A tear then proceeded to trail down my cheek and somewhere, violin music was playing.

The painkiller they had given me for the examination went into overdrive at that moment and i felt completely dehydrated and drained of all energy. I fervently asked nurses for a sip of water, but they refused, telling me that i wasn’t allowed and so i had to continue to suffer through it all, as well as having fasted for 9 hours that day too.
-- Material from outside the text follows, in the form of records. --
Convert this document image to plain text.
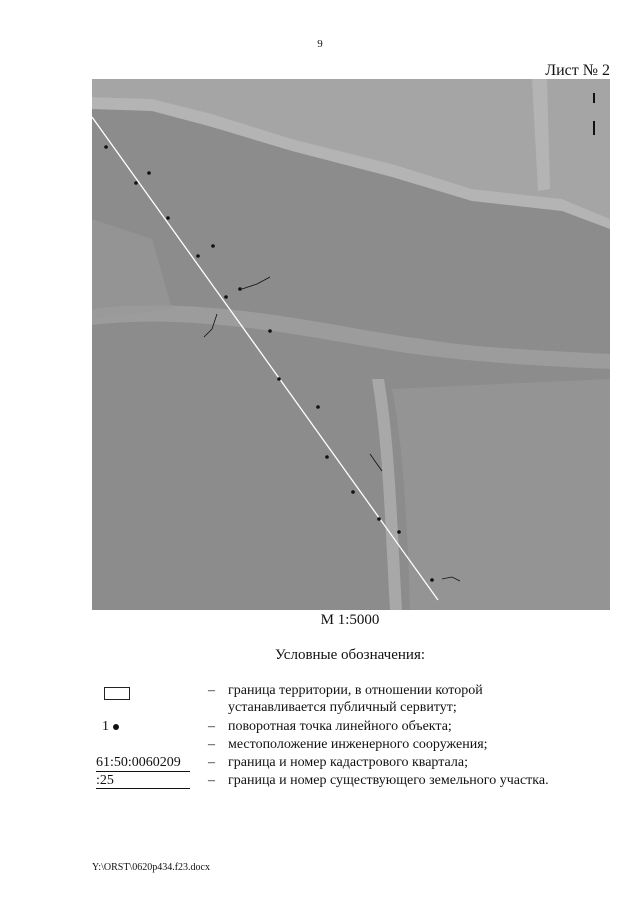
9
Лист № 2
М 1:5000
Условные обозначения:
– граница территории, в отношении которой
устанавливается публичный сервитут;
1	– поворотная точка линейного объекта;
– местоположение инженерного сооружения;
61:50:0060209	– граница и номер кадастрового квартала;
:25	– граница и номер существующего земельного участка.
Y:\ORST\0620p434.f23.docx
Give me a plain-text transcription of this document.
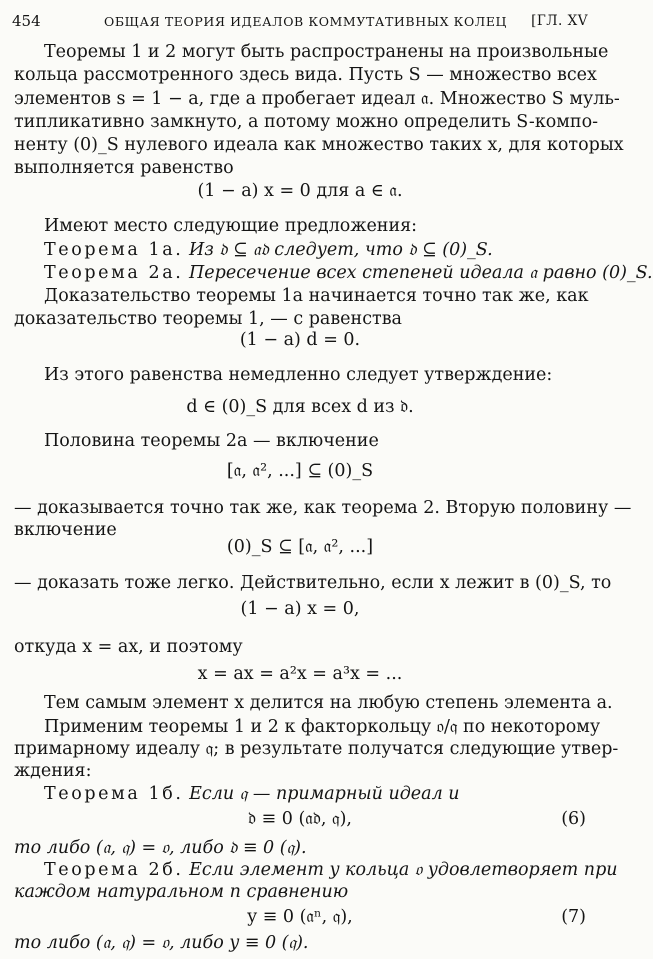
454	ОБЩАЯ ТЕОРИЯ ИДЕАЛОВ КОММУТАТИВНЫХ КОЛЕЦ [ГЛ. XV
Теоремы 1 и 2 могут быть распространены на произвольные
кольца рассмотренного здесь вида. Пусть S — множество всех
элементов s = 1 − a, где a пробегает идеал 𝔞. Множество S муль-
типликативно замкнуто, а потому можно определить S-компо-
ненту (0)_S нулевого идеала как множество таких x, для которых
выполняется равенство
(1 − a) x = 0 для a ∈ 𝔞.
Имеют место следующие предложения:
Теорема 1а. Из 𝔡 ⊆ 𝔞𝔡 следует, что 𝔡 ⊆ (0)_S.
Теорема 2а. Пересечение всех степеней идеала 𝔞 равно (0)_S.
Доказательство теоремы 1а начинается точно так же, как
доказательство теоремы 1, — с равенства
(1 − a) d = 0.
Из этого равенства немедленно следует утверждение:
d ∈ (0)_S для всех d из 𝔡.
Половина теоремы 2а — включение
[𝔞, 𝔞², ...] ⊆ (0)_S
— доказывается точно так же, как теорема 2. Вторую половину —
включение
(0)_S ⊆ [𝔞, 𝔞², ...]
— доказать тоже легко. Действительно, если x лежит в (0)_S, то
(1 − a) x = 0,
откуда x = ax, и поэтому
x = ax = a²x = a³x = ...
Тем самым элемент x делится на любую степень элемента a.
Применим теоремы 1 и 2 к факторкольцу 𝔬/𝔮 по некоторому
примарному идеалу 𝔮; в результате получатся следующие утвер-
ждения:
Теорема 1б. Если 𝔮 — примарный идеал и
𝔡 ≡ 0 (𝔞𝔡, 𝔮),	(6)
то либо (𝔞, 𝔮) = 𝔬, либо 𝔡 ≡ 0 (𝔮).
Теорема 2б. Если элемент y кольца 𝔬 удовлетворяет при
каждом натуральном n сравнению
y ≡ 0 (𝔞ⁿ, 𝔮),	(7)
то либо (𝔞, 𝔮) = 𝔬, либо y ≡ 0 (𝔮).
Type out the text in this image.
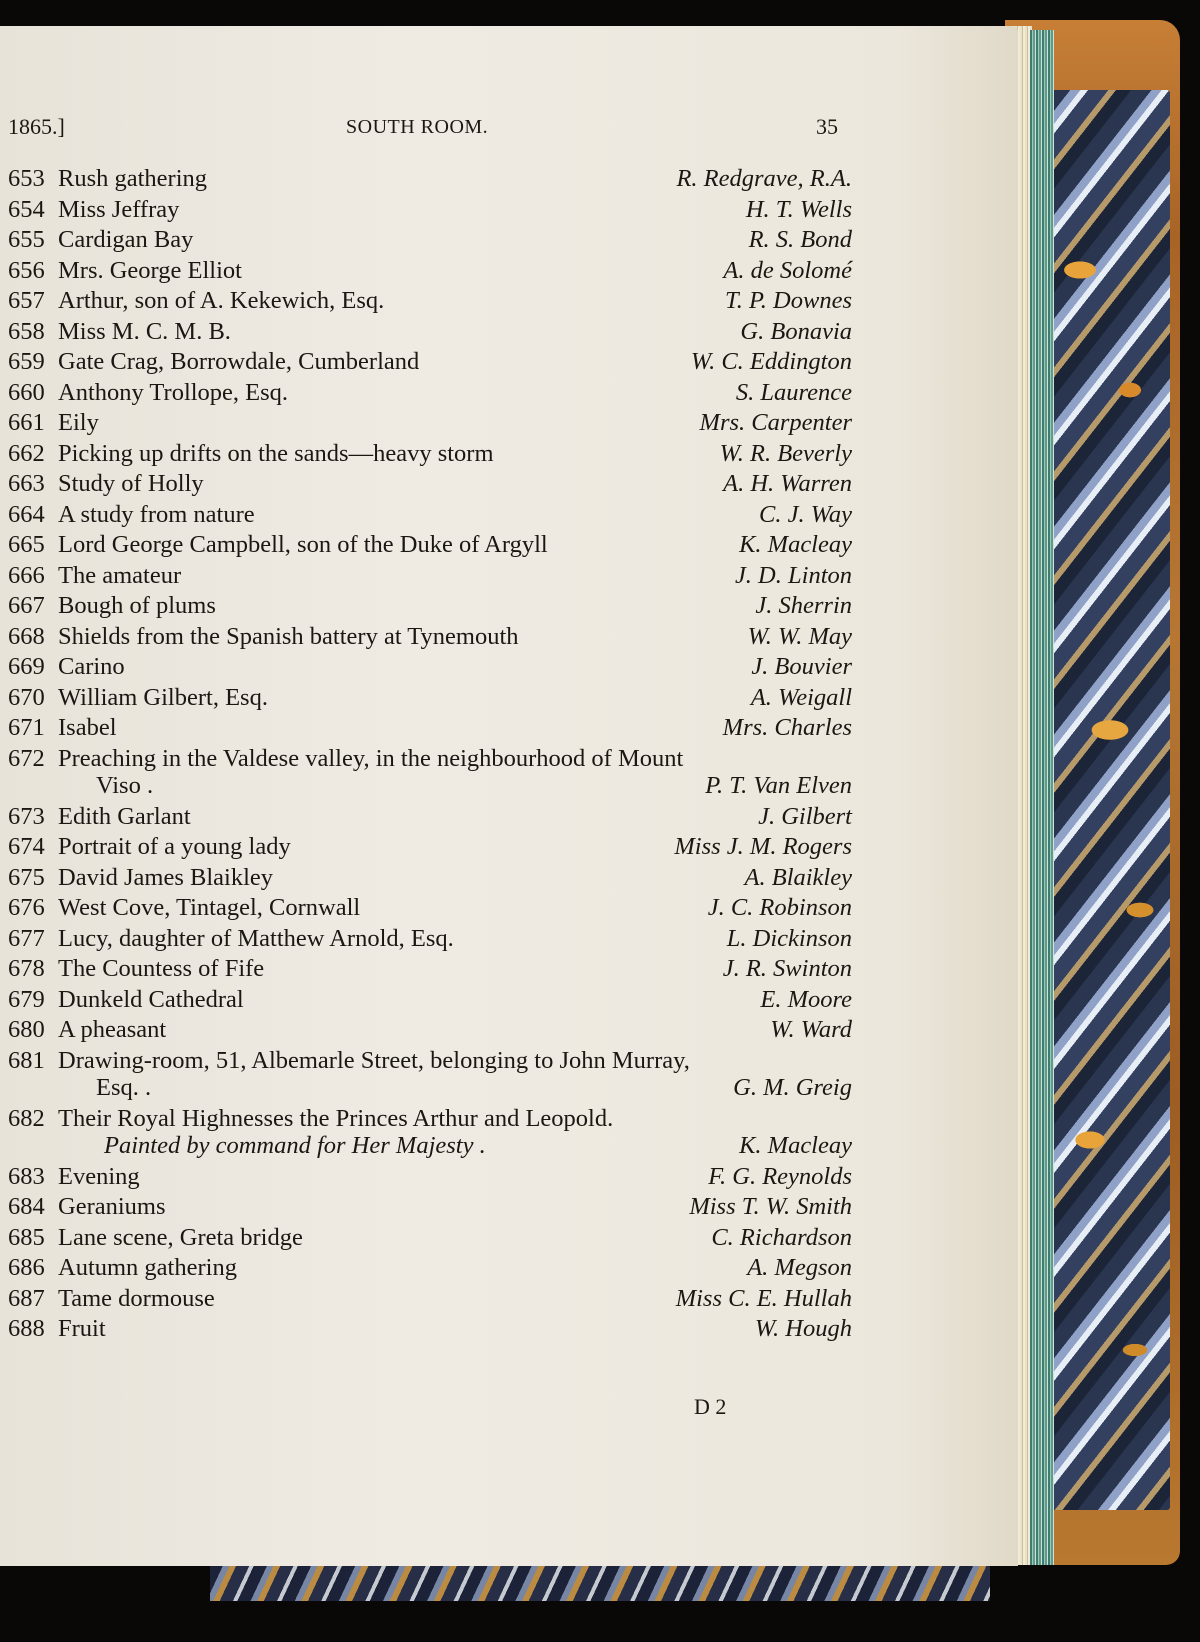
1865.]	SOUTH ROOM.	35
653 Rush gathering	R. Redgrave, R.A.
654 Miss Jeffray	H. T. Wells
655 Cardigan Bay	R. S. Bond
656 Mrs. George Elliot	A. de Solomé
657 Arthur, son of A. Kekewich, Esq.	T. P. Downes
658 Miss M. C. M. B.	G. Bonavia
659 Gate Crag, Borrowdale, Cumberland	W. C. Eddington
660 Anthony Trollope, Esq.	S. Laurence
661 Eily	Mrs. Carpenter
662 Picking up drifts on the sands—heavy storm	W. R. Beverly
663 Study of Holly	A. H. Warren
664 A study from nature	C. J. Way
665 Lord George Campbell, son of the Duke of Argyll	K. Macleay
666 The amateur	J. D. Linton
667 Bough of plums	J. Sherrin
668 Shields from the Spanish battery at Tynemouth	W. W. May
669 Carino	J. Bouvier
670 William Gilbert, Esq.	A. Weigall
671 Isabel	Mrs. Charles
672 Preaching in the Valdese valley, in the neighbourhood of Mount
Viso .	P. T. Van Elven
673 Edith Garlant	J. Gilbert
674 Portrait of a young lady	Miss J. M. Rogers
675 David James Blaikley	A. Blaikley
676 West Cove, Tintagel, Cornwall	J. C. Robinson
677 Lucy, daughter of Matthew Arnold, Esq.	L. Dickinson
678 The Countess of Fife	J. R. Swinton
679 Dunkeld Cathedral	E. Moore
680 A pheasant	W. Ward
681 Drawing-room, 51, Albemarle Street, belonging to John Murray,
Esq. .	G. M. Greig
682 Their Royal Highnesses the Princes Arthur and Leopold.
Painted by command for Her Majesty .	K. Macleay
683 Evening	F. G. Reynolds
684 Geraniums	Miss T. W. Smith
685 Lane scene, Greta bridge	C. Richardson
686 Autumn gathering	A. Megson
687 Tame dormouse	Miss C. E. Hullah
688 Fruit	W. Hough
D 2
I was on the verge of a breakdown in my spirit, i was completely drained of my will to live, all the pain, all the poking and all the bleeding had completely smashed my spirit to mush. It was at this point, whilst i was being carted back to the ward, that i saw my little angel. She floated slowly into vision, walking by my side nonchalantly, and in spite of all my pain, I smiled inside. I tried to smile outwardly too, but i don’t know if i managed it. When she saw the pain i was in and my outstretched out, she held it, and in that moment, all my suffering seemed worth it. I was alive and I had found myself an angel (albeit an angry one sometimes, as she had been throwing tantrums all morning on the phone, as she was a bit cranky that morning).

I found it difficult to talk, what with the dehydration and all, but after they allowed me to drink, I jumped right out of it. The doctor came and told me that they couldn’t find the cause of my internal bleeding and would like me to come back for an examination which involved taking a capsule which has a miniature camera inside that will scan my bowels (information here). It all sounds very sci-fi to me (Inner Space anyone? That was an awesome movie....)

So yeah, after four days of being stuck in hospital and constant poking and probing, I left with a complete sense of “what the fuck just happened” and no more answers to what was wrong with me than I had before. The aftermath was that my girl got all upset when we were leaving because I left with my dad and my cousin and she went off on her own, her journey taking about 2 hours to get home, while we were cosy in our car... my poor, poor baby....

Needless to say, she seemed really upset and I feel so bad, because she was the one that kept me sane throughout the whole ordeal. If she ever reads this, I just want her to know, I love you and I would be lost without you.